Assessment of K-Fluorrichterite As A Load Bearing Bone Substitute

Objectives: This research is aimed at evaluating modified potassium fluorrichterite glass-ceramics in vitro and in vivo, for load bearing applications in craniofacial surgery Methods: Three compositions based on potassium fluorrichterite; the stoichiometric compositions (GST) and two modified compositions (GC5, GP2) were selected on the basis of their mechanical properties and potential bioactivity. They were characterized using XRF, DTA and XRD. In vitro biocompatibility was assessed by solubility measurement, ionic release and cell culture. In vitro osteoconductivity was assessed by immersion in simulated body fluid while in vivo evaluation was carried out using the rabbit femur. Results: XRF confirmed pre and post melt compositional differences, especially fluorine and p2o5 concentrations. XRD indicated that these compositions could be centrifugally cast without altering their crystalline structure. Solubility assessment showed that GST was the least soluble, followed by GC5 and GP2. Ionic release from GST was also relatively low but GC5 leached significantly greater amount of ions, when compared to GP2. Cell culture showed good biocompatibility and no cytotoxicity.

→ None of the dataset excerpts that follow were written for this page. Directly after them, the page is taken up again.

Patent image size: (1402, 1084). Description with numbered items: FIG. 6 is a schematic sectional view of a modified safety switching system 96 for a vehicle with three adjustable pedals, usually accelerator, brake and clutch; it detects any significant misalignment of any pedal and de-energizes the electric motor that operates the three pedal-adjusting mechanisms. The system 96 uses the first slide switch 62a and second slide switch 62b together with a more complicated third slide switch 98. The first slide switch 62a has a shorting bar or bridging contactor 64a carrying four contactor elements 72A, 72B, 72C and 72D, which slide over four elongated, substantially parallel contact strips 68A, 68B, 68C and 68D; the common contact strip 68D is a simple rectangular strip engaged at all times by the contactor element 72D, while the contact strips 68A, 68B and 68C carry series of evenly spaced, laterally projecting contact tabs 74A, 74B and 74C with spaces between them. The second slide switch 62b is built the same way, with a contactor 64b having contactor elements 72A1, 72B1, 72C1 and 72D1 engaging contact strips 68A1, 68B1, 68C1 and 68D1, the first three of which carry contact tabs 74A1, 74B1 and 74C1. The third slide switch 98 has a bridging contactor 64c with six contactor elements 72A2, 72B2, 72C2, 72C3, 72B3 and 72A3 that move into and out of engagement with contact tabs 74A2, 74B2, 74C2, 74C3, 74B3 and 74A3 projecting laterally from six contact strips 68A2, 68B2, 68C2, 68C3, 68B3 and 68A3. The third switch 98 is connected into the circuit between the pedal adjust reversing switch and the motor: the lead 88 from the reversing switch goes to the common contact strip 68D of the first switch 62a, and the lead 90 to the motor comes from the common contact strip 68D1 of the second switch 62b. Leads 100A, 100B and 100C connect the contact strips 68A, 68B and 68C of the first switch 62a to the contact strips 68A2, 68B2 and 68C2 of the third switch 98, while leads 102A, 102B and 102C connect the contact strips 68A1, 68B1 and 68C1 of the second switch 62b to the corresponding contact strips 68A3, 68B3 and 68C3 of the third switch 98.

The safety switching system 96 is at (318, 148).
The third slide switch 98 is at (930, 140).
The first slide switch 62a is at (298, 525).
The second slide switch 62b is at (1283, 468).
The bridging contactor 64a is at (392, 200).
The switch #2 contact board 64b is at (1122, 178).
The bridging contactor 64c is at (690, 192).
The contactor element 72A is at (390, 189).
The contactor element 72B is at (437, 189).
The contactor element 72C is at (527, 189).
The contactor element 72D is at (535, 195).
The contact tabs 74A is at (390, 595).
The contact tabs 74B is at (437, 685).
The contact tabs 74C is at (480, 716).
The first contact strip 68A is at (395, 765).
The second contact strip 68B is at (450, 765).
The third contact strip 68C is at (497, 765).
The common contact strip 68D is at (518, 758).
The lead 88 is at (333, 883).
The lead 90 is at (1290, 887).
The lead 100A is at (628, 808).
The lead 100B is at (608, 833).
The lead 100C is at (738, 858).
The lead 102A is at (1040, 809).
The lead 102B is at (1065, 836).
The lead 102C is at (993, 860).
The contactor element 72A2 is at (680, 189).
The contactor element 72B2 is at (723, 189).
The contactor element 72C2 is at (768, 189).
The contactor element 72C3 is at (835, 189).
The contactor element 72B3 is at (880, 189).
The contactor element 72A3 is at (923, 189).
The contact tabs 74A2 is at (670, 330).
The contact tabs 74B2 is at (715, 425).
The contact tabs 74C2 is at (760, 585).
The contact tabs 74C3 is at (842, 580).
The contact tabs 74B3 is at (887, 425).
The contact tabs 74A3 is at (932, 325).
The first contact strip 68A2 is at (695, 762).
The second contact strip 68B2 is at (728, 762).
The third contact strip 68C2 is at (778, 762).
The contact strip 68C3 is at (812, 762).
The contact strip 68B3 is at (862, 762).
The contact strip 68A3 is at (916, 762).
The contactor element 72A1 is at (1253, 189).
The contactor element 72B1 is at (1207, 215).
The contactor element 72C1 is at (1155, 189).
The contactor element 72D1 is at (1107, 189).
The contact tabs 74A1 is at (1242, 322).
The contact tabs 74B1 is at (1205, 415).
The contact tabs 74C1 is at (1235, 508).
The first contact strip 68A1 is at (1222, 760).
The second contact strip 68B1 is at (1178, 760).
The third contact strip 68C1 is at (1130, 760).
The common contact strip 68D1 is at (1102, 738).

In vitro osteoconductivity assessment (SBF), predicted that GST, GC5 and GP2 were all osteoconductive, which was confirmed in vivo osteoconductivity assessment indicated that GST, GC5 and GP2 were all osteoconductive in vivo with evidence of intimate bony contact between the test specimen and cortical bone at 4 weeks and 12 weeks following surgery. Histomorphometric analysis demonstrated that the 45S5-type bioglass specimen (reference material) exhibited statistically greater bone to implant percentage contact at both 4 and 12 weeks, when compared to the test compositions but there were no significant differences between the test compositions themselves. Conclusions: These experiments indicate that modified potassium fluorrichterite compositions were biocompatible and osteoconductive in vitro and in vivo. Together with its previously published good mechanical properties, they represent a family of glass-ceramics suitable for load-bearing applications in craniofacial surgery.